For a seafood joint in a tiny town, Yanni’s has a nice wine list along with a lot of signature cocktails. Their menu is quite extensive, featuring non-calamari appetizers like chicken wings, stuffed clams, crab cakes, and four different preparations of oysters. They also have soups, including their Troy Chowder Fest award winning New England clam chowder (chow-dah!); the salad offerings include a pecan-crusted chicken salad, a seafood Cobb salad, and a Thai shrimp noodle salad. There are burgers and sandwiches, including their house-roasted pastrami, plus fried seafood of nearly every kind. Entrees include steaks, pasta, and of course lots of seafood, such as the seafood Newburgh manicotti, lobster mac-n-cheese, and grilled scallops. There is a kid’s menu, and a specials menu with at least a dozen items on it.

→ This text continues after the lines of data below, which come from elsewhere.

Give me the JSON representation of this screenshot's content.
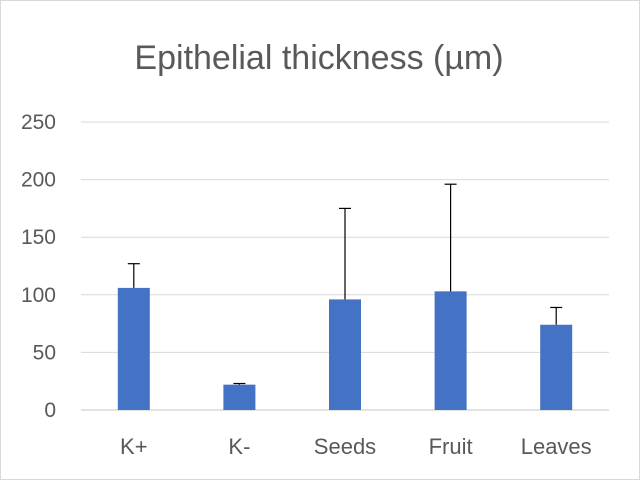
{
  "chart_data": {
    "type": "bar",
    "title": "Epithelial thickness (µm)",
    "categories": [
      "K+",
      "K-",
      "Seeds",
      "Fruit",
      "Leaves"
    ],
    "values": [
      106,
      22,
      96,
      103,
      74
    ],
    "error_upper": [
      21,
      1,
      79,
      93,
      15
    ],
    "ylim": [
      0,
      250
    ],
    "yticks": [
      0,
      50,
      100,
      150,
      200,
      250
    ],
    "grid": true,
    "legend": "none",
    "colors": {
      "bar": "#4472c4",
      "grid": "#d9d9d9",
      "error_bar": "#000000",
      "text": "#595959"
    }
  }
}
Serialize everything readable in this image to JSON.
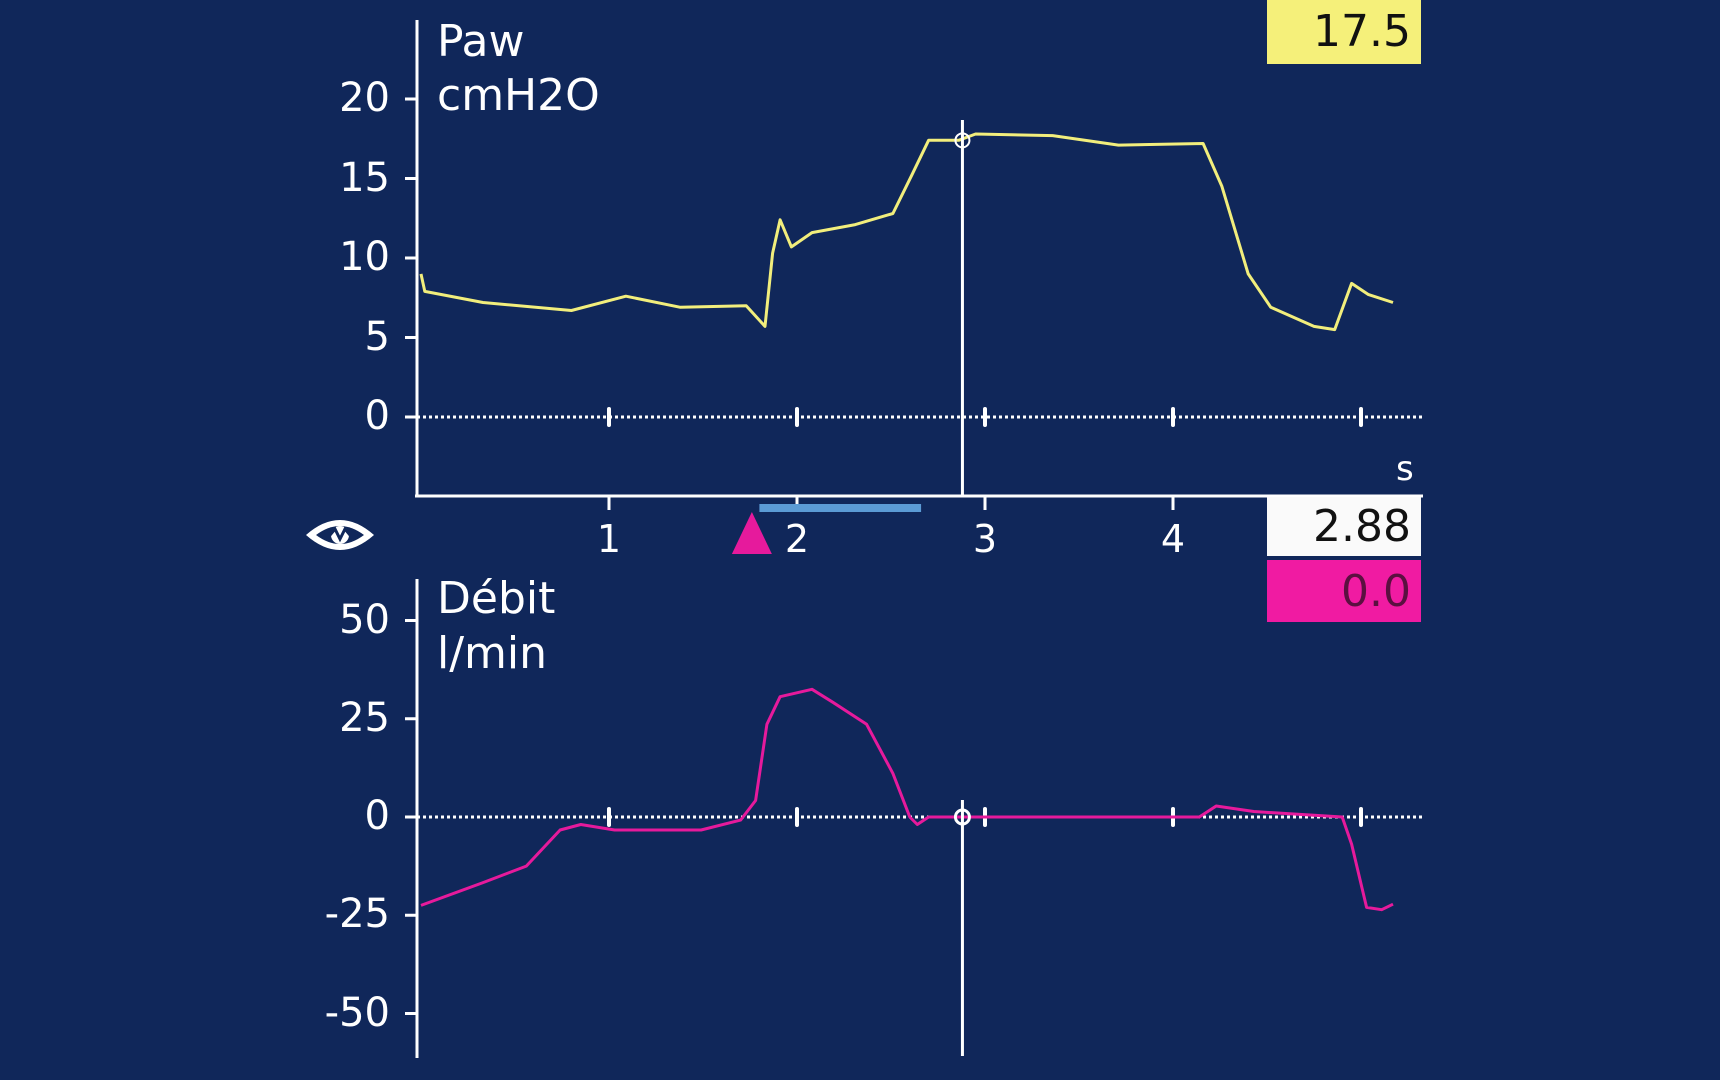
{
  "chart_data": [
    {
      "type": "line",
      "title": "Paw",
      "ylabel": "cmH2O",
      "xlabel": "s",
      "xlim": [
        0,
        5.33
      ],
      "ylim": [
        -4.5,
        25
      ],
      "yticks": [
        "20",
        "15",
        "10",
        "5",
        "0"
      ],
      "ytick_values": [
        20,
        15,
        10,
        5,
        0
      ],
      "xticks": [
        "1",
        "2",
        "3",
        "4"
      ],
      "xtick_values": [
        1,
        2,
        3,
        4,
        5
      ],
      "color": "#f2ee7c",
      "cursor_value": "17.5",
      "cursor_box_color": "#f5f07a",
      "x": [
        0,
        0.02,
        0.33,
        0.8,
        1.09,
        1.38,
        1.73,
        1.83,
        1.87,
        1.91,
        1.97,
        2.08,
        2.31,
        2.51,
        2.61,
        2.7,
        2.86,
        2.95,
        3.36,
        3.71,
        4.16,
        4.26,
        4.4,
        4.52,
        4.75,
        4.86,
        4.95,
        5.04,
        5.17
      ],
      "y": [
        9,
        7.9,
        7.2,
        6.7,
        7.6,
        6.9,
        7.0,
        5.7,
        10.3,
        12.4,
        10.7,
        11.6,
        12.1,
        12.8,
        15.2,
        17.4,
        17.4,
        17.8,
        17.7,
        17.1,
        17.2,
        14.5,
        9.0,
        6.9,
        5.7,
        5.5,
        8.4,
        7.7,
        7.2
      ]
    },
    {
      "type": "line",
      "title": "Débit",
      "ylabel": "l/min",
      "xlim": [
        0,
        5.33
      ],
      "ylim": [
        -62,
        60
      ],
      "yticks": [
        "50",
        "25",
        "0",
        "-25",
        "-50"
      ],
      "ytick_values": [
        50,
        25,
        0,
        -25,
        -50
      ],
      "xtick_values": [
        1,
        2,
        3,
        4,
        5
      ],
      "color": "#e61a9c",
      "cursor_value": "0.0",
      "cursor_box_color": "#f01ba2",
      "x": [
        0,
        0.33,
        0.56,
        0.74,
        0.85,
        1.03,
        1.49,
        1.7,
        1.78,
        1.84,
        1.91,
        2.08,
        2.19,
        2.37,
        2.51,
        2.6,
        2.64,
        2.7,
        4.14,
        4.23,
        4.43,
        4.9,
        4.95,
        5.03,
        5.11,
        5.17
      ],
      "y": [
        -22.5,
        -16.7,
        -12.5,
        -3.3,
        -1.9,
        -3.3,
        -3.3,
        -0.8,
        4.2,
        23.6,
        30.6,
        32.5,
        29.2,
        23.6,
        11.1,
        0,
        -1.9,
        0,
        0,
        2.8,
        1.4,
        0,
        -6.9,
        -23,
        -23.6,
        -22.2
      ]
    }
  ],
  "cursor": {
    "time": 2.88,
    "time_label": "2.88"
  },
  "trigger_marker": {
    "time": 1.76,
    "color": "#e61a9c"
  },
  "inspiration_bar": {
    "start": 1.8,
    "end": 2.66,
    "color": "#5b9bd5"
  },
  "icons": {
    "freeze": "eye-icon"
  }
}
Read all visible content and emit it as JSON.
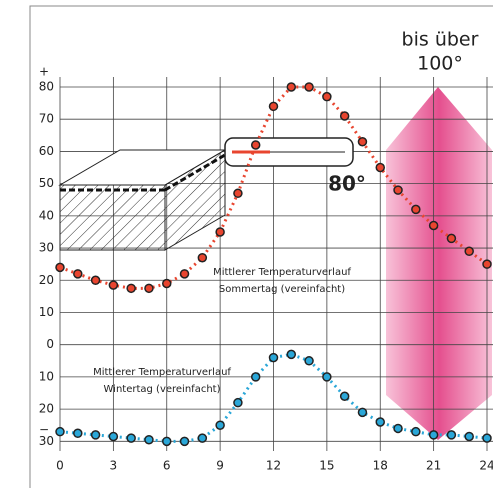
{
  "chart_data": {
    "type": "line",
    "x": [
      0,
      1,
      2,
      3,
      4,
      5,
      6,
      7,
      8,
      9,
      10,
      11,
      12,
      13,
      14,
      15,
      16,
      17,
      18,
      19,
      20,
      21,
      22,
      23,
      24
    ],
    "series": [
      {
        "color": "#e8452f",
        "values": [
          24,
          22,
          20,
          18.5,
          17.5,
          17.5,
          19,
          22,
          27,
          35,
          47,
          62,
          74,
          80,
          80,
          77,
          71,
          63,
          55,
          48,
          42,
          37,
          33,
          29,
          25
        ]
      },
      {
        "color": "#2aa7d8",
        "values": [
          -27,
          -27.5,
          -28,
          -28.5,
          -29,
          -29.5,
          -30,
          -30,
          -29,
          -25,
          -18,
          -10,
          -4,
          -3,
          -5,
          -10,
          -16,
          -21,
          -24,
          -26,
          -27,
          -28,
          -28,
          -28.5,
          -29
        ]
      }
    ],
    "xlim": [
      0,
      24
    ],
    "xticks": [
      0,
      3,
      6,
      9,
      12,
      15,
      18,
      21,
      24
    ],
    "ylim": [
      -33,
      80
    ],
    "yticks": [
      80,
      70,
      60,
      50,
      40,
      30,
      20,
      10,
      0,
      {
        "value": -10,
        "label": "10"
      },
      {
        "value": -20,
        "label": "20"
      },
      {
        "value": -30,
        "label": "30"
      }
    ],
    "grid": true,
    "annotations": [
      "bis über",
      "100°",
      "80°",
      "Mittlerer Temperaturverlauf",
      "Sommertag (vereinfacht)",
      "Mittlerer Temperaturverlauf",
      "Wintertag (vereinfacht)",
      "+",
      "−"
    ]
  }
}
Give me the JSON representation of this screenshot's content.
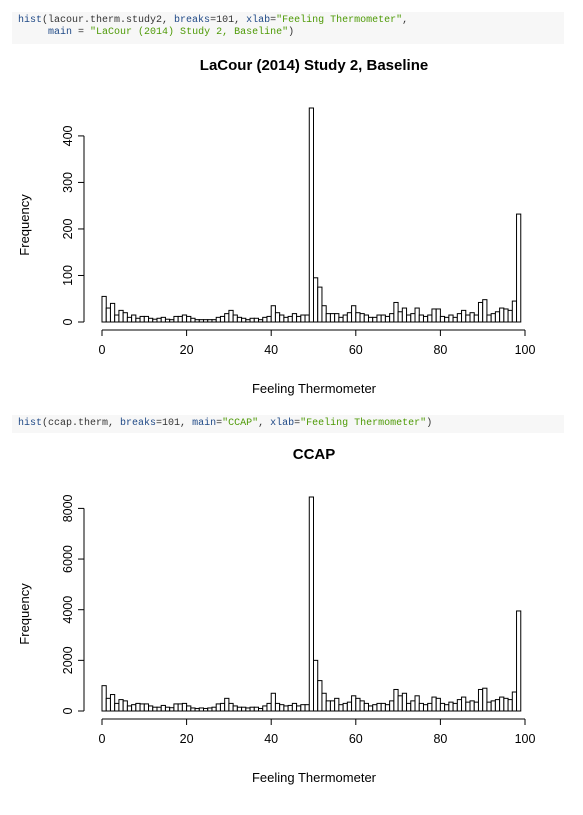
{
  "code_blocks": [
    {
      "line1": {
        "fn": "hist",
        "a": "(lacour.therm.study2, ",
        "k1": "breaks",
        "b": "=101, ",
        "k2": "xlab",
        "c": "=",
        "s1": "\"Feeling Thermometer\"",
        "d": ","
      },
      "line2": {
        "pad": "     ",
        "k3": "main",
        "e": " = ",
        "s2": "\"LaCour (2014) Study 2, Baseline\"",
        "f": ")"
      }
    },
    {
      "line1": {
        "fn": "hist",
        "a": "(ccap.therm, ",
        "k1": "breaks",
        "b": "=101, ",
        "k2": "main",
        "c": "=",
        "s1": "\"CCAP\"",
        "d": ", ",
        "k3": "xlab",
        "e": "=",
        "s2": "\"Feeling Thermometer\"",
        "f": ")"
      }
    }
  ],
  "chart_data": [
    {
      "type": "bar",
      "title": "LaCour (2014) Study 2, Baseline",
      "xlabel": "Feeling Thermometer",
      "ylabel": "Frequency",
      "xlim": [
        0,
        100
      ],
      "ylim": [
        0,
        460
      ],
      "x_ticks": [
        0,
        20,
        40,
        60,
        80,
        100
      ],
      "y_ticks": [
        0,
        100,
        200,
        300,
        400
      ],
      "bins_start": 0,
      "bin_width": 1,
      "values": [
        55,
        30,
        40,
        15,
        25,
        20,
        10,
        15,
        8,
        12,
        12,
        8,
        6,
        8,
        10,
        6,
        5,
        12,
        12,
        15,
        12,
        8,
        5,
        5,
        5,
        5,
        5,
        10,
        12,
        18,
        25,
        15,
        10,
        8,
        5,
        8,
        8,
        5,
        10,
        12,
        35,
        20,
        15,
        10,
        12,
        18,
        12,
        15,
        15,
        460,
        95,
        75,
        35,
        18,
        18,
        18,
        10,
        15,
        20,
        35,
        20,
        18,
        15,
        10,
        10,
        15,
        15,
        12,
        18,
        42,
        22,
        30,
        15,
        18,
        30,
        15,
        12,
        15,
        28,
        28,
        12,
        10,
        15,
        10,
        18,
        25,
        15,
        20,
        15,
        42,
        48,
        15,
        18,
        22,
        30,
        28,
        25,
        45,
        232
      ]
    },
    {
      "type": "bar",
      "title": "CCAP",
      "xlabel": "Feeling Thermometer",
      "ylabel": "Frequency",
      "xlim": [
        0,
        100
      ],
      "ylim": [
        0,
        8450
      ],
      "x_ticks": [
        0,
        20,
        40,
        60,
        80,
        100
      ],
      "y_ticks": [
        0,
        2000,
        4000,
        6000,
        8000
      ],
      "bins_start": 0,
      "bin_width": 1,
      "values": [
        1000,
        500,
        650,
        300,
        450,
        400,
        200,
        250,
        300,
        280,
        280,
        200,
        150,
        150,
        220,
        150,
        130,
        280,
        280,
        300,
        200,
        120,
        100,
        120,
        100,
        120,
        150,
        280,
        300,
        500,
        300,
        200,
        150,
        150,
        120,
        150,
        150,
        100,
        200,
        300,
        700,
        300,
        250,
        200,
        220,
        300,
        200,
        250,
        250,
        8450,
        2000,
        1200,
        700,
        400,
        400,
        500,
        250,
        300,
        350,
        600,
        500,
        400,
        300,
        200,
        250,
        300,
        300,
        250,
        400,
        850,
        600,
        700,
        300,
        400,
        600,
        300,
        250,
        300,
        550,
        500,
        300,
        250,
        350,
        300,
        450,
        550,
        350,
        400,
        350,
        850,
        900,
        350,
        400,
        450,
        550,
        500,
        450,
        750,
        3950
      ]
    }
  ]
}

For our entrees, we went with the sesame-crusted tuna, the grilled salmon, the surf n’ turf special, and the lobster roll special. All but the lobster roll came with saffron rice, a piece of corn on the cob, pickled purple cabbage, and a fresh roll. The tuna was very good – it was seared nicely on the outside, and the sesame seeds gave a nice texture contrast to the smooth tuna. It was served on an amazing seaweed salad with a wasabi aoli; I thought this component was better than the tuna itself. The salmon was perfectly cooked and flaked apart beautifully. The filet was also cooked with great care, and the accompanying lobster tail was succulent and tender. The rice was pretty good, the corn was very juicy, and the pickled cabbage was tangy and an unexpectedly great compliment to the rest of the items. The roll was interesting – we detected a distinct BBQ aroma to it and we asked our server about it. She explained that the rolls are baked in the same oven where they finish off the dishes from the smoker, so that smoky flavor gets infused into the bread; take note, every other BBQ place. The lobster roll, simply put, has to be the best you can get outside of Boston (or probably Maine). The fresh baked ciabatta roll was light and chewy, and was stuffed with a very generous portion of lobster meat – large chunks of it at that – tossed with small bits of celery and herbs and very lightly dressed with mayo. The lobster was the clear star of the dish, not weighed down by disproportionate amounts of mayo or bread (which is what you’ll find at other places around here). It was served with coleslaw (which did have way too much mayo) and some very good sweet potato fries.
We had no room for dessert, but the white board advertised an array of mouthwatering selections like Snickers pie, cheesecake, and many other treats. Price-wise, Yanni’s is a good value. Appetizers are all under $10 (except the one we got which was $12.99), salads range from $11-$14, burgers and sandwiches are all around $10 or $11, and the entrees will set you back $14-$25. But for the amount of food and the quality, it’s worth it. Sipping wine while watching the boats motor up and down the river, enjoying fresh, delicious food in a relaxed, friendly atmosphere – these are what Yanni’s Too has to offer, and with just a 20-minute drive from Albany, there’s no reason you shouldn’t go check it out.
The Mouse House Kitchen gives Yanni’s Too 4.5 out of 5 stars!